Martha Diaz is the president of The Hip-Hop Association (H2A), and producer of the H2O International Film Festival and Hip-Hop Education Summit. She is the co-creator of the Hip-Hop Education Guidebook Series, and is releasing her second book entitled, Fresh, Bold and So Def: Women In Hip-Hop Changing The Game in September 2009. Martha created the Ladies First Fund, the first grant for women in Hip-Hop dedicated to fostering the next generation of social entrepreneurs. She also launched H2ONewsreel, the first Hip-Hop media and education resource distribution label catering to the education market. She is Co-founder and Director of the Hip-Hop Education Center for Research, Training, and Evaluation, a partnership with the H2A and the Metropolitan Center for Urban Education Reform at NYU. She is working on her Master’s Degree in Hip-Hop as a tool for Human Rights and Social Change at NYU’s Gallatin School for Individualized Study. Martha is the recipient of the Catherine B. Reynolds Scholarship, Black Lily Emerging Leader Award, and the Mary Chung Nia Award.
Andre Lancaster is a playwright, stage director and Artistic & Managing Director of Freedom Train Productions, a black queer-inspired political theatre company. He has written four full-length plays: Hope Courage, The Trumpet Man, Descendants of Freedom: a futuristic queer hip hop odyssey, and I Am Not A Hero. His work has been developed and staged at HERE Arts Center (NYC), BRIC Studio (Brooklyn), Freedom Train Productions (Brooklyn), Esperanza Peace and Justice Center (San Antonio), Hyde Park Theatre (Austin), UT Theatre and Dance Reading Series (Austin), and New Works Festival (Austin). Descendants of Freedom was selected into HERE Art Center’s Queer@HERE Festival in 2004. In 2006, he directed the premiere production of Andrea E. Davis’s A Love Like Damien’s at WOW Cafe Theatre. He studied Playwriting at the University of Texas at Austin.
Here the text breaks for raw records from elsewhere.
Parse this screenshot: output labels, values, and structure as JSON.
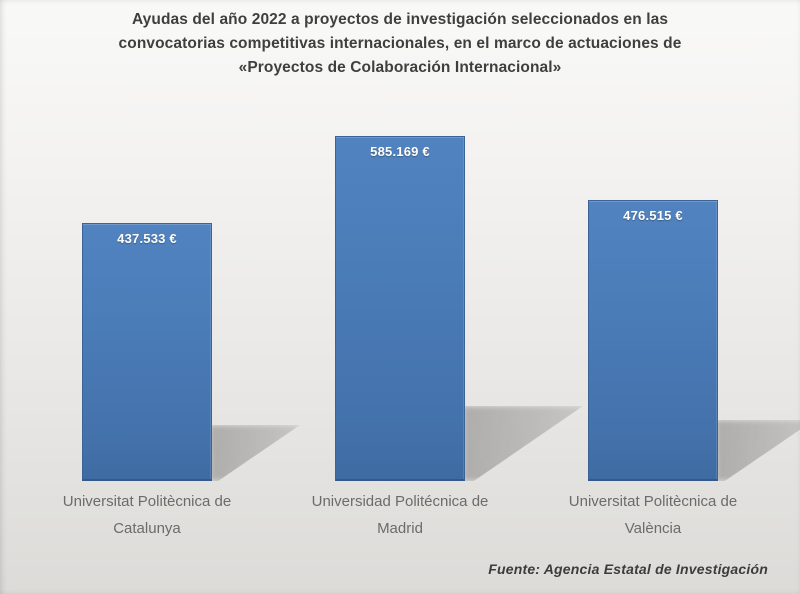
{
  "header": {
    "title_lines": [
      "Ayudas del año 2022 a proyectos de investigación seleccionados en las",
      "convocatorias competitivas internacionales, en el marco de actuaciones de",
      "«Proyectos de Colaboración Internacional»"
    ]
  },
  "colors": {
    "bar_fill": "#4F81BD",
    "bar_border": "#3C6396",
    "title_text": "#3F3F3F",
    "category_text": "#6B6B6B",
    "value_label_text": "#FFFFFF",
    "background_top": "#F9F9F8",
    "background_bottom": "#DCDBD8"
  },
  "chart_data": {
    "type": "bar",
    "title": "Ayudas del año 2022 a proyectos de investigación seleccionados en las convocatorias competitivas internacionales, en el marco de actuaciones de «Proyectos de Colaboración Internacional»",
    "categories": [
      "Universitat Politècnica de Catalunya",
      "Universidad Politécnica de Madrid",
      "Universitat Politècnica de València"
    ],
    "values": [
      437533,
      585169,
      476515
    ],
    "value_labels": [
      "437.533 €",
      "585.169 €",
      "476.515 €"
    ],
    "unit": "€",
    "xlabel": "",
    "ylabel": "",
    "grid": false,
    "legend": false,
    "data_labels": true,
    "value_axis_visible": false,
    "source_note": "Fuente: Agencia Estatal de Investigación"
  }
}
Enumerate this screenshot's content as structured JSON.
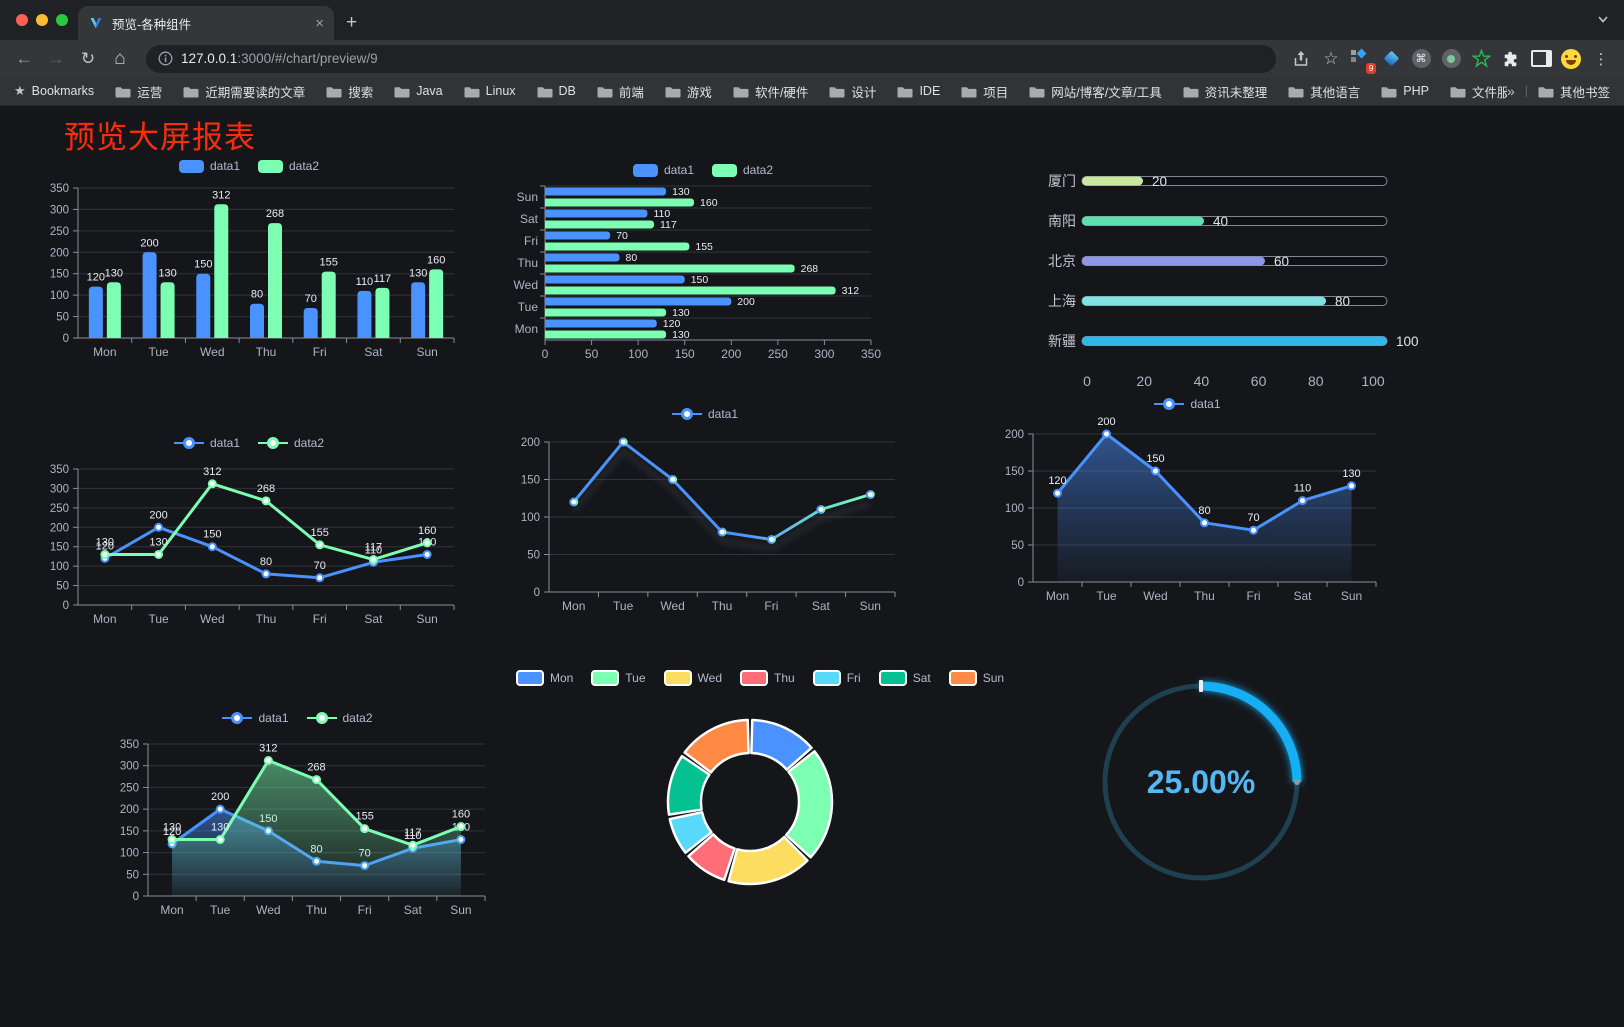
{
  "browser": {
    "tab_title": "预览-各种组件",
    "url_host": "127.0.0.1",
    "url_rest": ":3000/#/chart/preview/9",
    "bookmarks_label": "Bookmarks",
    "bookmarks": [
      "运营",
      "近期需要读的文章",
      "搜索",
      "Java",
      "Linux",
      "DB",
      "前端",
      "游戏",
      "软件/硬件",
      "设计",
      "IDE",
      "项目",
      "网站/博客/文章/工具",
      "资讯未整理",
      "其他语言",
      "PHP",
      "文件服务器"
    ],
    "bookmarks_overflow": "»",
    "other_bookmarks": "其他书签",
    "extension_badge": "9"
  },
  "page": {
    "title": "预览大屏报表",
    "title_color": "#fe2c0d"
  },
  "chart_data": [
    {
      "id": "bar-vertical",
      "type": "bar",
      "categories": [
        "Mon",
        "Tue",
        "Wed",
        "Thu",
        "Fri",
        "Sat",
        "Sun"
      ],
      "series": [
        {
          "name": "data1",
          "color": "#4992ff",
          "values": [
            120,
            200,
            150,
            80,
            70,
            110,
            130
          ]
        },
        {
          "name": "data2",
          "color": "#7cffb2",
          "values": [
            130,
            130,
            312,
            268,
            155,
            117,
            160
          ]
        }
      ],
      "ylim": [
        0,
        350
      ],
      "ytick": 50,
      "value_labels": true,
      "legend_position": "top",
      "grid": true
    },
    {
      "id": "bar-horizontal",
      "type": "bar",
      "orientation": "horizontal",
      "categories": [
        "Mon",
        "Tue",
        "Wed",
        "Thu",
        "Fri",
        "Sat",
        "Sun"
      ],
      "series": [
        {
          "name": "data1",
          "color": "#4992ff",
          "values": [
            120,
            200,
            150,
            80,
            70,
            110,
            130
          ]
        },
        {
          "name": "data2",
          "color": "#7cffb2",
          "values": [
            130,
            130,
            312,
            268,
            155,
            117,
            160
          ]
        }
      ],
      "xlim": [
        0,
        350
      ],
      "xtick": 50,
      "value_labels": true,
      "legend_position": "top",
      "grid": true
    },
    {
      "id": "progress-bars",
      "type": "bar",
      "orientation": "horizontal",
      "items": [
        {
          "label": "厦门",
          "value": 20,
          "color": "#cbe8a2"
        },
        {
          "label": "南阳",
          "value": 40,
          "color": "#5de0ae"
        },
        {
          "label": "北京",
          "value": 60,
          "color": "#8f96e3"
        },
        {
          "label": "上海",
          "value": 80,
          "color": "#7fe2e2"
        },
        {
          "label": "新疆",
          "value": 100,
          "color": "#30b6e8"
        }
      ],
      "xlim": [
        0,
        100
      ],
      "xticks": [
        0,
        20,
        40,
        60,
        80,
        100
      ]
    },
    {
      "id": "line-dual",
      "type": "line",
      "categories": [
        "Mon",
        "Tue",
        "Wed",
        "Thu",
        "Fri",
        "Sat",
        "Sun"
      ],
      "series": [
        {
          "name": "data1",
          "color": "#4992ff",
          "values": [
            120,
            200,
            150,
            80,
            70,
            110,
            130
          ]
        },
        {
          "name": "data2",
          "color": "#7cffb2",
          "values": [
            130,
            130,
            312,
            268,
            155,
            117,
            160
          ]
        }
      ],
      "ylim": [
        0,
        350
      ],
      "ytick": 50,
      "value_labels": true,
      "legend_position": "top",
      "grid": true
    },
    {
      "id": "line-gradient",
      "type": "line",
      "categories": [
        "Mon",
        "Tue",
        "Wed",
        "Thu",
        "Fri",
        "Sat",
        "Sun"
      ],
      "series": [
        {
          "name": "data1",
          "color": "#4992ff",
          "color_start": "#4992ff",
          "color_end": "#7cffb2",
          "values": [
            120,
            200,
            150,
            80,
            70,
            110,
            130
          ]
        }
      ],
      "ylim": [
        0,
        200
      ],
      "ytick": 50,
      "value_labels": false,
      "legend_position": "top",
      "grid": true
    },
    {
      "id": "area-single",
      "type": "area",
      "categories": [
        "Mon",
        "Tue",
        "Wed",
        "Thu",
        "Fri",
        "Sat",
        "Sun"
      ],
      "series": [
        {
          "name": "data1",
          "color": "#4992ff",
          "values": [
            120,
            200,
            150,
            80,
            70,
            110,
            130
          ]
        }
      ],
      "ylim": [
        0,
        200
      ],
      "ytick": 50,
      "value_labels": true,
      "legend_position": "top",
      "grid": true
    },
    {
      "id": "area-dual",
      "type": "area",
      "categories": [
        "Mon",
        "Tue",
        "Wed",
        "Thu",
        "Fri",
        "Sat",
        "Sun"
      ],
      "series": [
        {
          "name": "data1",
          "color": "#4992ff",
          "values": [
            120,
            200,
            150,
            80,
            70,
            110,
            130
          ]
        },
        {
          "name": "data2",
          "color": "#7cffb2",
          "values": [
            130,
            130,
            312,
            268,
            155,
            117,
            160
          ]
        }
      ],
      "ylim": [
        0,
        350
      ],
      "ytick": 50,
      "value_labels": true,
      "legend_position": "top",
      "grid": true
    },
    {
      "id": "donut",
      "type": "pie",
      "categories": [
        "Mon",
        "Tue",
        "Wed",
        "Thu",
        "Fri",
        "Sat",
        "Sun"
      ],
      "values": [
        120,
        200,
        150,
        80,
        70,
        110,
        130
      ],
      "colors": [
        "#4992ff",
        "#7cffb2",
        "#fddd60",
        "#ff6e76",
        "#58d9f9",
        "#05c091",
        "#ff8a45"
      ],
      "legend_position": "top"
    },
    {
      "id": "gauge",
      "type": "gauge",
      "value": 25,
      "label": "25.00%",
      "color": "#18aef5",
      "track_color": "#1e4050",
      "text_color": "#55b8f2"
    }
  ]
}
Rudy Shepherd is a painter, sculptor and Create Change alum. Rudy’s Create Change project took the form of a larger-than-life drawing cart, which was rolled into a parking space outside one of Harlem’s busy laundromats. He invited passersby and those doing their laundry to sit-down and draw. Rudy is based in Harlem, NY and received a BS in Biology and Studio Art from Wake Forest University and an MFA in Sculpture from the School of Art Institute of Chicago. He is currently represented by Mixed Greens Gallery, NY. Shepherd is an artist in residence at Location One and has a two-person exhibition from May 9 – June 20, 2009 at Paperwork Gallery, Baltimore, MD.